LE CYCLE DE LA VIE

Ce texte est ma participation à l’atelier d’écriture n°231 du 12 septembre 2016 sur Bric à Book

© Leiloona

Silencieuses, la mère et la fille admiraient le tout Paris qui sans pudeur, exhibait sa grandeur et sa beauté scintillante.

Sans se concerter, les deux femmes avaient cessé de parler quand la roue s’était ébranlée pour commencer sa progression. Plongées dans leurs pensées, elles contemplaient chacune à leur façon le spectacle qui s’offrait à elles.

Alors que la roue n’en était qu’au premier quart de son cycle, la nostalgie d’un temps révolu assaillit la mère tandis que l’impatience s’empara de la fille.

« Ah ! Si je pouvais revenir en arrière, remonter le temps… » songea la mère.

« Ah ! Si je pouvais aller plus vite… » pensa la fille.

Insensible aux états d’âme de l’une et sourde aux supplications de l’autre, la roue continuait sa lente ascension et arrivait au point culminant de sa rotation.

« Comme c’est beau ! » se dit la fille, « le monde est à mes pieds, je suis libre et j’ai tout le temps devant moi !»

« Comme c’est beau !» se dit la mère, « que j’aimerais suspendre le temps et jouir indéfiniment de l’instant présent !»

Imperturbable, la roue avait amorcé la descente et se trouvait déjà aux trois quarts de sa trajectoire.

La mélancolie s’empara de la mère.
« Le temps est passé bien vite et il m’en reste si peu !»

De son côté, la fille rêvait sa vie, impatiente de la croquer à pleines dents et de se délecter de ses plaisirs.
« J’ai la vie devant moi et tant de choses à réaliser !» se réjouit-elle.

Tandis que la roue terminait son voyage et les entraînait vers l’inéluctable arrivée, la mère regarda sa fille et fut saisie par sa métamorphose.
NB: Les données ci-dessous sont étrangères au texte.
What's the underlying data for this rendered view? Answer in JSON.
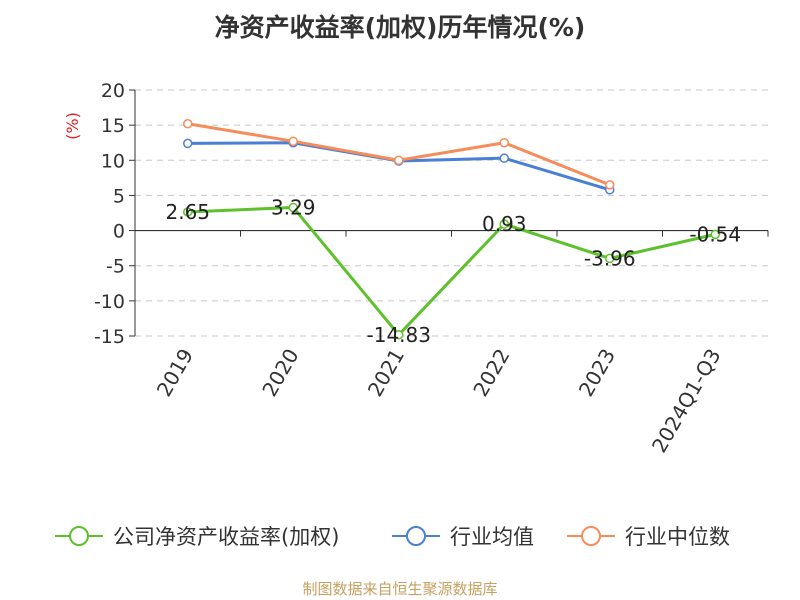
{
  "chart_data": {
    "type": "line",
    "title": "净资产收益率(加权)历年情况(%)",
    "ylabel": "(%)",
    "categories": [
      "2019",
      "2020",
      "2021",
      "2022",
      "2023",
      "2024Q1-Q3"
    ],
    "ylim": [
      -15,
      20
    ],
    "yticks": [
      20,
      15,
      10,
      5,
      0,
      -5,
      -10,
      -15
    ],
    "grid": true,
    "legend_position": "bottom",
    "series": [
      {
        "name": "公司净资产收益率(加权)",
        "color": "#5cc12a",
        "values": [
          2.65,
          3.29,
          -14.83,
          0.93,
          -3.96,
          -0.54
        ],
        "labels": [
          "2.65",
          "3.29",
          "-14.83",
          "0.93",
          "-3.96",
          "-0.54"
        ]
      },
      {
        "name": "行业均值",
        "color": "#4a7fd6",
        "values": [
          12.4,
          12.5,
          9.9,
          10.3,
          5.8,
          null
        ]
      },
      {
        "name": "行业中位数",
        "color": "#f58c5a",
        "values": [
          15.2,
          12.7,
          10.0,
          12.5,
          6.5,
          null
        ]
      }
    ]
  },
  "source": "制图数据来自恒生聚源数据库"
}
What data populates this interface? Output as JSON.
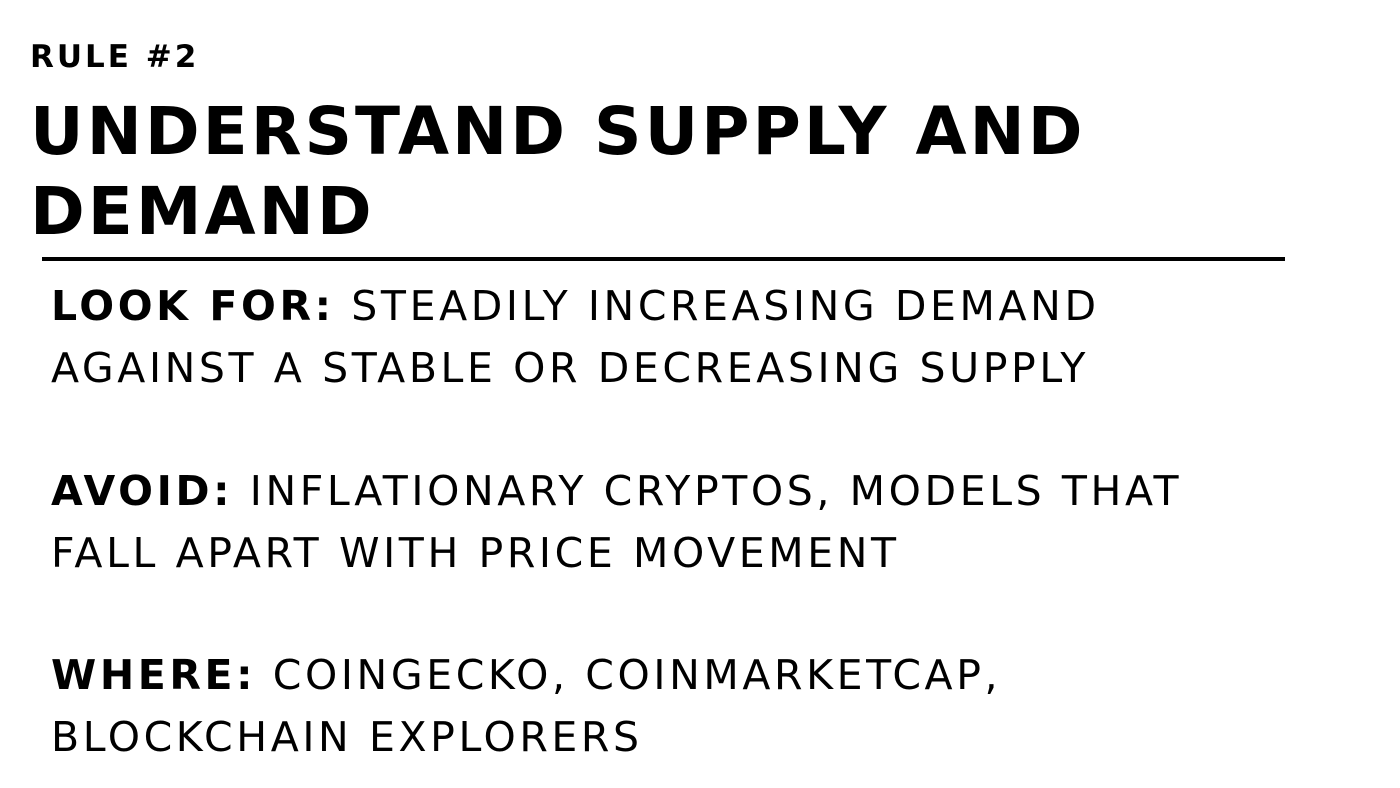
{
  "kicker": "RULE #2",
  "headline": "UNDERSTAND SUPPLY AND DEMAND",
  "sections": [
    {
      "label": "LOOK FOR:",
      "lines": [
        "STEADILY INCREASING DEMAND",
        "AGAINST A STABLE OR DECREASING SUPPLY"
      ]
    },
    {
      "label": "AVOID:",
      "lines": [
        "INFLATIONARY CRYPTOS, MODELS THAT",
        "FALL APART WITH PRICE MOVEMENT"
      ]
    },
    {
      "label": "WHERE:",
      "lines": [
        "COINGECKO, COINMARKETCAP,",
        "BLOCKCHAIN EXPLORERS"
      ]
    }
  ]
}
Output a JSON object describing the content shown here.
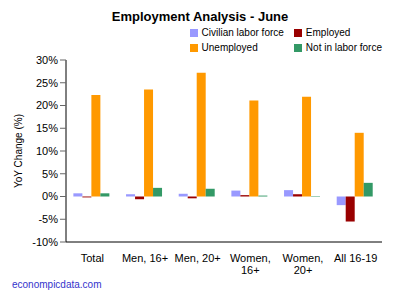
{
  "chart_data": {
    "type": "bar",
    "title": "Employment Analysis - June",
    "y_label": "YoY Change (%)",
    "annotations": [
      "econompicdata.com"
    ],
    "categories": [
      "Total",
      "Men, 16+",
      "Men, 20+",
      "Women, 16+",
      "Women, 20+",
      "All 16-19"
    ],
    "series": [
      {
        "name": "Civilian labor force",
        "color": "#9999ff",
        "values": [
          0.7,
          0.5,
          0.6,
          1.3,
          1.4,
          -1.9
        ]
      },
      {
        "name": "Employed",
        "color": "#990000",
        "values": [
          -0.2,
          -0.6,
          -0.4,
          0.3,
          0.5,
          -5.5
        ]
      },
      {
        "name": "Unemployed",
        "color": "#ff9900",
        "values": [
          22.3,
          23.5,
          27.2,
          21.1,
          21.9,
          14.0
        ]
      },
      {
        "name": "Not in labor force",
        "color": "#339966",
        "values": [
          0.7,
          1.9,
          1.7,
          0.2,
          0.1,
          3.0
        ]
      }
    ],
    "ylim": [
      -10,
      30
    ],
    "yticks": [
      {
        "value": -10,
        "label": "-10%"
      },
      {
        "value": -5,
        "label": "-5%"
      },
      {
        "value": 0,
        "label": "0%"
      },
      {
        "value": 5,
        "label": "5%"
      },
      {
        "value": 10,
        "label": "10%"
      },
      {
        "value": 15,
        "label": "15%"
      },
      {
        "value": 20,
        "label": "20%"
      },
      {
        "value": 25,
        "label": "25%"
      },
      {
        "value": 30,
        "label": "30%"
      }
    ],
    "grid": false,
    "legend": "upper right"
  }
}
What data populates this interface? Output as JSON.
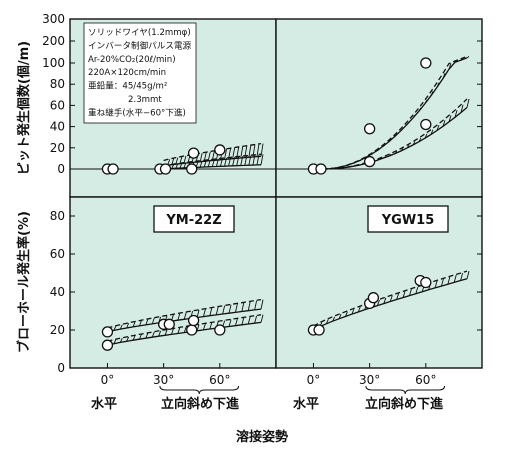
{
  "chart_data": [
    {
      "type": "scatter",
      "panel": "top-left",
      "ylabel": "ピット発生個数(個/m)",
      "ylim": [
        -20,
        300
      ],
      "yticks": [
        0,
        20,
        40,
        60,
        80,
        100,
        200,
        300
      ],
      "xlim": [
        -20,
        90
      ],
      "conditions": [
        "ソリッドワイヤ(1.2mmφ)",
        "インバータ制御パルス電源",
        "Ar-20%CO₂(20ℓ/min)",
        "220A×120cm/min",
        "亜鉛量：45/45g/m²",
        "2.3mmt",
        "重ね継手(水平−60°下進)"
      ],
      "points": [
        {
          "x": 0,
          "y": 0
        },
        {
          "x": 3,
          "y": 0
        },
        {
          "x": 28,
          "y": 0
        },
        {
          "x": 31,
          "y": 0
        },
        {
          "x": 45,
          "y": 0
        },
        {
          "x": 46,
          "y": 15
        },
        {
          "x": 60,
          "y": 18
        }
      ],
      "bands": [
        {
          "x": [
            30,
            82
          ],
          "lower": [
            3,
            12
          ],
          "upper": [
            8,
            24
          ]
        },
        {
          "x": [
            30,
            82
          ],
          "lower": [
            0,
            4
          ],
          "upper": [
            3,
            14
          ]
        }
      ]
    },
    {
      "type": "scatter",
      "panel": "top-right",
      "ylim": [
        -20,
        300
      ],
      "xlim": [
        -20,
        90
      ],
      "points": [
        {
          "x": 0,
          "y": 0
        },
        {
          "x": 4,
          "y": 0
        },
        {
          "x": 30,
          "y": 38
        },
        {
          "x": 30,
          "y": 7
        },
        {
          "x": 60,
          "y": 100
        },
        {
          "x": 60,
          "y": 42
        }
      ],
      "bands": [
        {
          "x": [
            5,
            82
          ],
          "lower": [
            0,
            123
          ],
          "upper": [
            0,
            130
          ]
        },
        {
          "x": [
            5,
            82
          ],
          "lower": [
            0,
            58
          ],
          "upper": [
            0,
            66
          ]
        }
      ]
    },
    {
      "type": "scatter",
      "panel": "bottom-left",
      "label": "YM-22Z",
      "ylabel": "ブローホール発生率(%)",
      "ylim": [
        0,
        90
      ],
      "yticks": [
        0,
        20,
        40,
        60,
        80
      ],
      "xlim": [
        -20,
        90
      ],
      "xtick_labels": [
        "0°",
        "30°",
        "60°"
      ],
      "xlabel_flat": "水平",
      "xlabel_down": "立向斜め下進",
      "points": [
        {
          "x": 0,
          "y": 19
        },
        {
          "x": 0,
          "y": 12
        },
        {
          "x": 30,
          "y": 23
        },
        {
          "x": 33,
          "y": 23
        },
        {
          "x": 45,
          "y": 20
        },
        {
          "x": 46,
          "y": 25
        },
        {
          "x": 60,
          "y": 20
        }
      ],
      "bands": [
        {
          "x": [
            0,
            82
          ],
          "lower": [
            19,
            31
          ],
          "upper": [
            21,
            36
          ]
        },
        {
          "x": [
            0,
            82
          ],
          "lower": [
            12,
            24
          ],
          "upper": [
            14,
            28
          ]
        }
      ]
    },
    {
      "type": "scatter",
      "panel": "bottom-right",
      "label": "YGW15",
      "ylim": [
        0,
        90
      ],
      "xlim": [
        -20,
        90
      ],
      "xtick_labels": [
        "0°",
        "30°",
        "60°"
      ],
      "xlabel_flat": "水平",
      "xlabel_down": "立向斜め下進",
      "points": [
        {
          "x": 0,
          "y": 20
        },
        {
          "x": 3,
          "y": 20
        },
        {
          "x": 30,
          "y": 34
        },
        {
          "x": 32,
          "y": 37
        },
        {
          "x": 57,
          "y": 46
        },
        {
          "x": 60,
          "y": 45
        }
      ],
      "bands": [
        {
          "x": [
            0,
            82
          ],
          "lower": [
            20,
            47
          ],
          "upper": [
            22,
            51
          ]
        }
      ]
    }
  ],
  "xlabel": "溶接姿勢",
  "colors": {
    "background": "#d4ece4",
    "ink": "#111111"
  }
}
Devinant l’état d’allégresse dans lequel se trouvait la jeune femme, elle se revit à l’âge auquel le champ du possible paraît infini. Elle ressentit un immense bonheur en pensant à l’avenir que sa fille s’apprêtait à construire et c’est apaisée qu’elle retrouva la terre ferme.

Quand elle commença enfin à envisager son propre futur, les mots de Proust lui revinrent à l’esprit

« Une heure n’est pas qu’une heure, c’est un vase rempli de parfums, de sons, de projets et de climats ».

Puis elle se promit d’employer au mieux le temps qui lui restait et d’appliquer ainsi les paroles de Tolstoï

« Ce qui nous reste à vivre est plus important que toutes les années écoulées ».

Elle prit sa fille par le bras décidée à faire avec elle le bout du chemin qu’elle avait encore à parcourir.